Margret listened to his confessed, and as he saw it, criminal behavior and thankfully didn't censor his actions, but recognized it as a young man at his wits end, desperate to get relief from a woman out to destroy his life.
Tony shared with her about the money he had, the trust fund set up by his grandfather, his grandmother's estate that he was divvying up with the cousins, the children's scholastic scholarship fund he had set up, everything he could think of so there would be nothing hidden between them including his mental malady when under extreme duress.

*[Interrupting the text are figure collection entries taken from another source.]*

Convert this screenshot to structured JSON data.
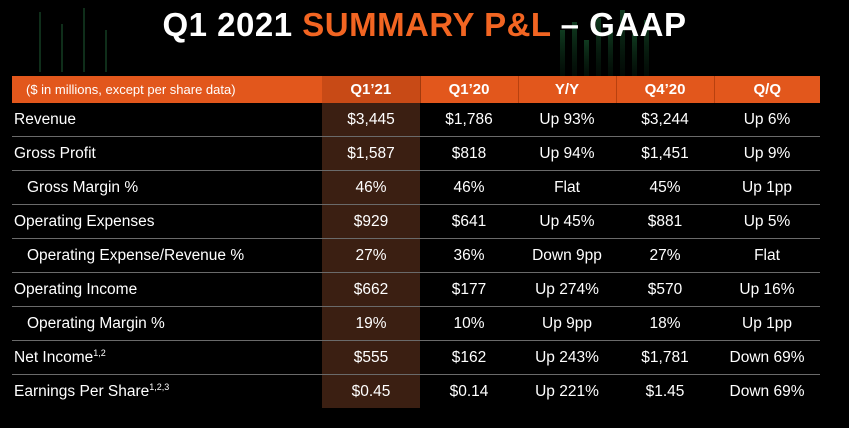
{
  "title": {
    "prefix": "Q1 2021 ",
    "highlight": "SUMMARY P&L",
    "suffix": " – GAAP"
  },
  "colors": {
    "accent": "#f26522",
    "header_bar": "#e2571c",
    "highlight_column": "#3b1f12",
    "background": "#000000"
  },
  "table": {
    "unit_note": "($ in millions, except per share data)",
    "columns": [
      "Q1’21",
      "Q1’20",
      "Y/Y",
      "Q4’20",
      "Q/Q"
    ],
    "rows": [
      {
        "label": "Revenue",
        "sup": "",
        "values": [
          "$3,445",
          "$1,786",
          "Up 93%",
          "$3,244",
          "Up 6%"
        ]
      },
      {
        "label": "Gross Profit",
        "sup": "",
        "values": [
          "$1,587",
          "$818",
          "Up 94%",
          "$1,451",
          "Up 9%"
        ]
      },
      {
        "label": "Gross Margin %",
        "sup": "",
        "values": [
          "46%",
          "46%",
          "Flat",
          "45%",
          "Up 1pp"
        ]
      },
      {
        "label": "Operating Expenses",
        "sup": "",
        "values": [
          "$929",
          "$641",
          "Up 45%",
          "$881",
          "Up 5%"
        ]
      },
      {
        "label": "Operating Expense/Revenue %",
        "sup": "",
        "values": [
          "27%",
          "36%",
          "Down 9pp",
          "27%",
          "Flat"
        ]
      },
      {
        "label": "Operating Income",
        "sup": "",
        "values": [
          "$662",
          "$177",
          "Up 274%",
          "$570",
          "Up 16%"
        ]
      },
      {
        "label": "Operating Margin %",
        "sup": "",
        "values": [
          "19%",
          "10%",
          "Up 9pp",
          "18%",
          "Up 1pp"
        ]
      },
      {
        "label": "Net Income",
        "sup": "1,2",
        "values": [
          "$555",
          "$162",
          "Up 243%",
          "$1,781",
          "Down 69%"
        ]
      },
      {
        "label": "Earnings Per Share",
        "sup": "1,2,3",
        "values": [
          "$0.45",
          "$0.14",
          "Up 221%",
          "$1.45",
          "Down 69%"
        ]
      }
    ]
  }
}
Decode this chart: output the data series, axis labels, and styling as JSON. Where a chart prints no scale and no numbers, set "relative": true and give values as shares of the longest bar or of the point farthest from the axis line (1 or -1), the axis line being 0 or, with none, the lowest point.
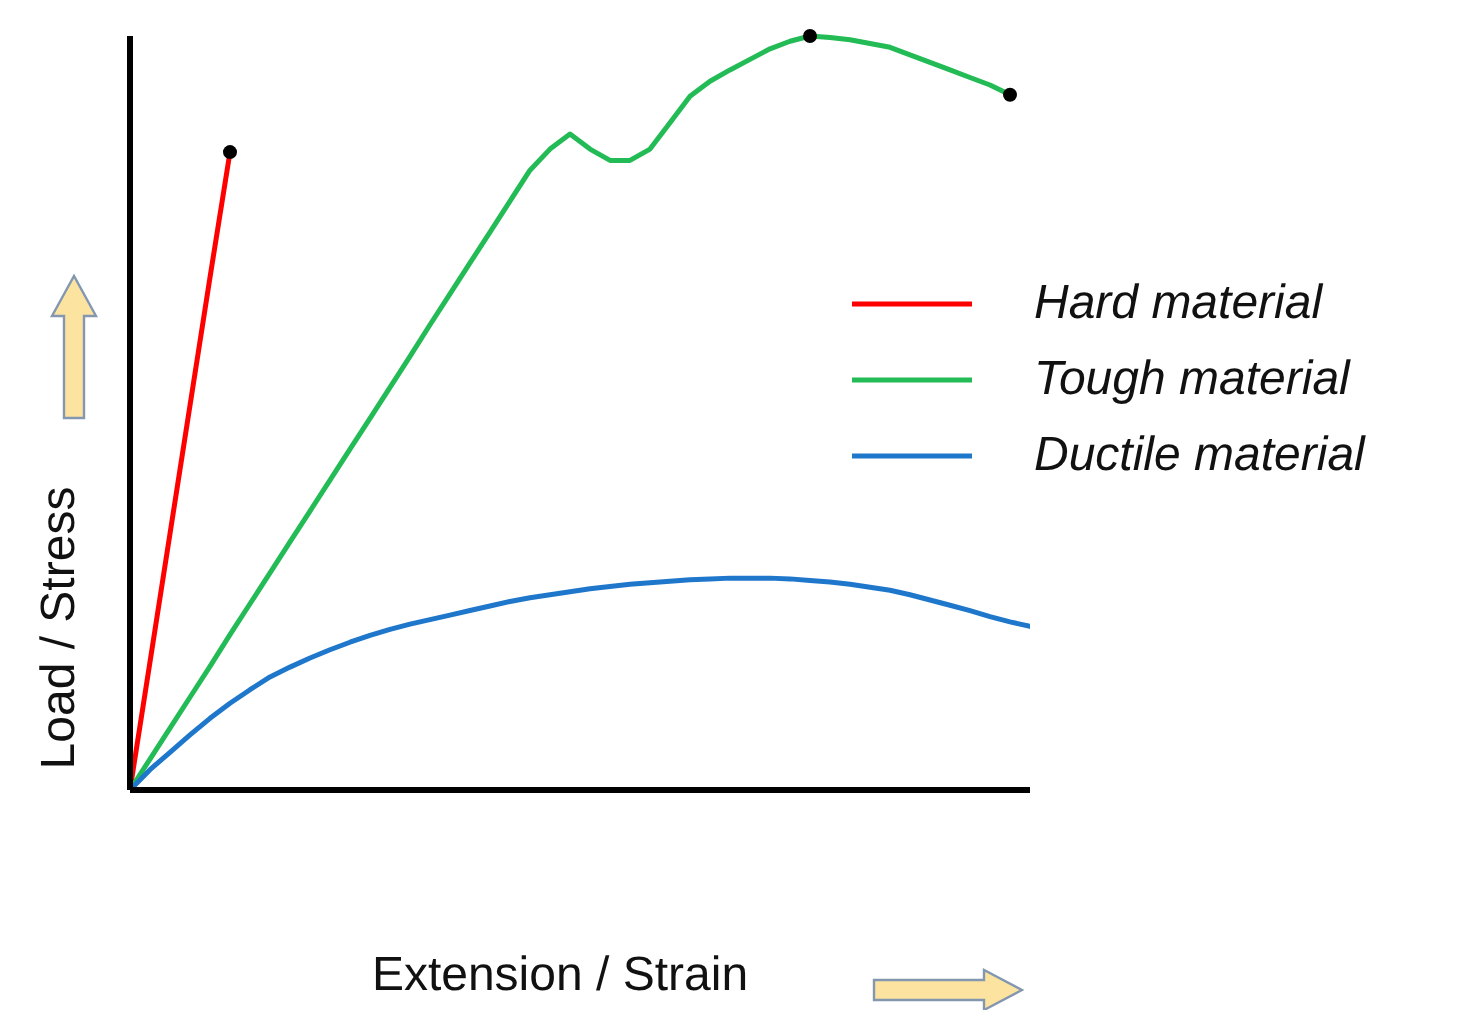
{
  "chart_data": {
    "type": "line",
    "relative": true,
    "xlabel": "Extension / Strain",
    "ylabel": "Load / Stress",
    "legend": "right",
    "categories": [
      null,
      null,
      null,
      null,
      null,
      null,
      null,
      null,
      null,
      null,
      null,
      null,
      null,
      null,
      null,
      null,
      null,
      null,
      null,
      null,
      null,
      null,
      null,
      null,
      null,
      null,
      null,
      null,
      null,
      null,
      null,
      null,
      null,
      null,
      null,
      null,
      null,
      null,
      null,
      null,
      null,
      null,
      null,
      null,
      null,
      null
    ],
    "series": [
      {
        "name": "Hard material",
        "color": "#ff0000",
        "values": [
          0,
          0.17,
          0.34,
          0.51,
          0.68,
          0.846,
          null,
          null,
          null,
          null,
          null,
          null,
          null,
          null,
          null,
          null,
          null,
          null,
          null,
          null,
          null,
          null,
          null,
          null,
          null,
          null,
          null,
          null,
          null,
          null,
          null,
          null,
          null,
          null,
          null,
          null,
          null,
          null,
          null,
          null,
          null,
          null,
          null,
          null,
          null,
          null
        ]
      },
      {
        "name": "Tough material",
        "color": "#22bb55",
        "values": [
          0,
          0.041,
          0.082,
          0.123,
          0.164,
          0.206,
          0.247,
          0.288,
          0.329,
          0.37,
          0.411,
          0.452,
          0.493,
          0.534,
          0.575,
          0.617,
          0.658,
          0.699,
          0.74,
          0.781,
          0.822,
          0.85,
          0.87,
          0.85,
          0.835,
          0.835,
          0.85,
          0.885,
          0.92,
          0.94,
          0.955,
          0.969,
          0.983,
          0.993,
          1,
          0.998,
          0.995,
          0.99,
          0.985,
          0.975,
          0.965,
          0.955,
          0.945,
          0.935,
          0.922,
          null
        ]
      },
      {
        "name": "Ductile material",
        "color": "#1f77cc",
        "values": [
          0,
          0.027,
          0.05,
          0.073,
          0.095,
          0.115,
          0.133,
          0.15,
          0.163,
          0.175,
          0.186,
          0.196,
          0.205,
          0.213,
          0.22,
          0.226,
          0.232,
          0.238,
          0.244,
          0.25,
          0.255,
          0.259,
          0.263,
          0.267,
          0.27,
          0.273,
          0.275,
          0.277,
          0.279,
          0.28,
          0.281,
          0.281,
          0.281,
          0.28,
          0.278,
          0.276,
          0.273,
          0.269,
          0.265,
          0.259,
          0.252,
          0.245,
          0.238,
          0.23,
          0.223,
          0.217
        ]
      }
    ]
  }
}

Margret had wanted to share her past life as well but she considered it dull and ordinary compared to his. A loving mother and father who were killed in a car accident. No siblings, just indulgent, doting grandparents who finished raising and educating her.
Her run in with the few male, good-old boy's mentality of the pilots who resented a female invading their domain, and the breakup with her long-time boyfriend, who continuously put off a marriage date and worse, cheated on her. There was no trust fund and her parents' insurance money had been used for her education.
Tony said they made a perfect couple.